Students walked through a cherry blossom forest, constructed collectively with the help of the parents, according to Evans, before entering the zen garden.
Parents contributed to the staging of the school’s gym by making paper mache cherry blossoms, building eight feet torri arches or tall traditional Japanese gates.
“We talk about the tradition of the zen garden and how you can come in to calm your mind and what the raking is for,” she said. “They get to experience raking themselves. We put patterns on the ground that they can try to copy.”
After learning to calm themselves, students set out for a lesson in origami where they made cranes. Students were also able to grab a photo souvenir in front of a made-to-scale Hamiji castle that sits behind the protection of a traditional samurai armor.
“As they come through the castle, the students will find all the cranes that they made, with the symbol of the 1,000 crane,” she said, adding the 1,000 crane symbolizes good luck.
“Then, they come to our Kodaiji tea house, one of the most famous tea houses in Japan, and (Jill) Johnston (the school’s librarian) will take them through the history of the ceremony and the names for all the elements of the tea ceremony,” she said.
Before exiting to return back to the cafeteria, students got a taste of the “hustle and bustle” of Shibuya Crossing — the busiest pedestrian crossing in the world — which sees 2,500 people every three minutes, according to Evans.
The experience goes beyond the gym tour to include tea served in classrooms for students and edamame and rice in the cafeteria for lunch.
Johnston said she enjoys having kids become immersed in the experience.
“When they read a book or they just watch a video it’s different, but when they are actually in the area they see Himeji Castle, or a few years ago when they saw camels or the pyramids.
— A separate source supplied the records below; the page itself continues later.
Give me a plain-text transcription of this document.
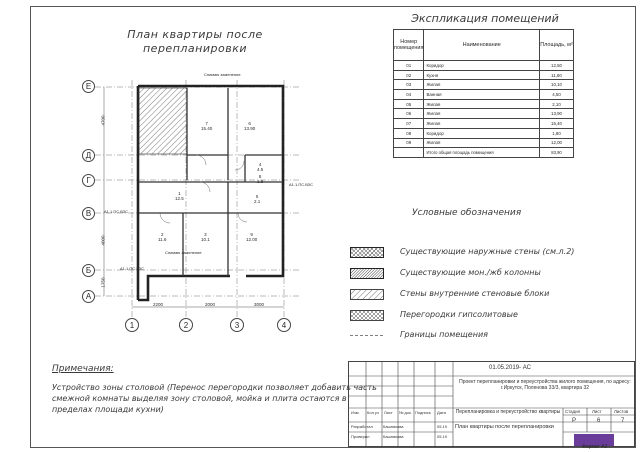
План квартиры после
перепланировки
7
15.40
6
13.90
4
4.5
1
12.5	5
2.1
2
11.6
3
10.1
9
12.00
8
1.8
Снимаю заменение
Снимаю заменение
А1.1.ПС.ВЗС
А1.1.ПС.ВЗС
А1.1.ПС.ВЗС
Е
Д
Г
В
Б
А
1	2	3	4
2200	2000	3000
4700
4000
1750
Экспликация помещений
Номер помещения	Наименование	Площадь, м²
01	Коридор	12,50
02	Кухня	11,60
03	Жилая	10,10
04	Ванная	4,50
05	Жилая	2,10
06	Жилая	13,90
07	Жилая	15,40
08	Коридор	1,80
09	Жилая	12,00
	Итого общая площадь помещения	83,90
Условные обозначения
Существующие наружные стены (см.л.2)
Существующие мон./жб колонны
Стены внутренние стеновые блоки
Перегородки гипсолитовые
Границы помещения
Примечания:
Устройство зоны столовой (Перенос перегородки позволяет добавить часть смежной комнаты выделяя зону столовой, мойка и плита остаются в пределах площади кухни)
01.05.2019- АС
Проект перепланировки и переустройства жилого помещения, по адресу: г.Иркутск, Поленова 33/3, квартира 32
Перепланировка и переустройство квартиры
План квартиры после перепланировки
Стадия	Лист	Листов
Р	6	7
Изм. Кол.уч Лист № док. Подпись Дата
Разработал	Кашникова	05.19
Проверил	Кашникова	05.19
Формат А3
We (also) did the ocean and they saw whales and jellyfish,” she said. “They just learn so much more by putting themselves in it.”
Part of the tradition of the event, according to Evans, is to show the children that the world is bigger than Hygiene, she said. “There is a world outside of the four walls here and it is really important to be a global citizen.”
Stepping outside and having a virtual travel experience gained an even more significant meaning this year with the pandemic, Evans said. “To have something to focus on and learn about and be excited about made a big difference this year, just learning about Japan in the time of a pandemic. It brought everybody together.”
At the end of the school day, students received a koinobori — or carp-shared windsocks — which follows the Japanese tradition saying that ‘a carp that swims upstream becomes a dragon.’
All 300 students waved the colorful fish in the air in unison to celebrate what is traditionally designated as the day of the children in Japan.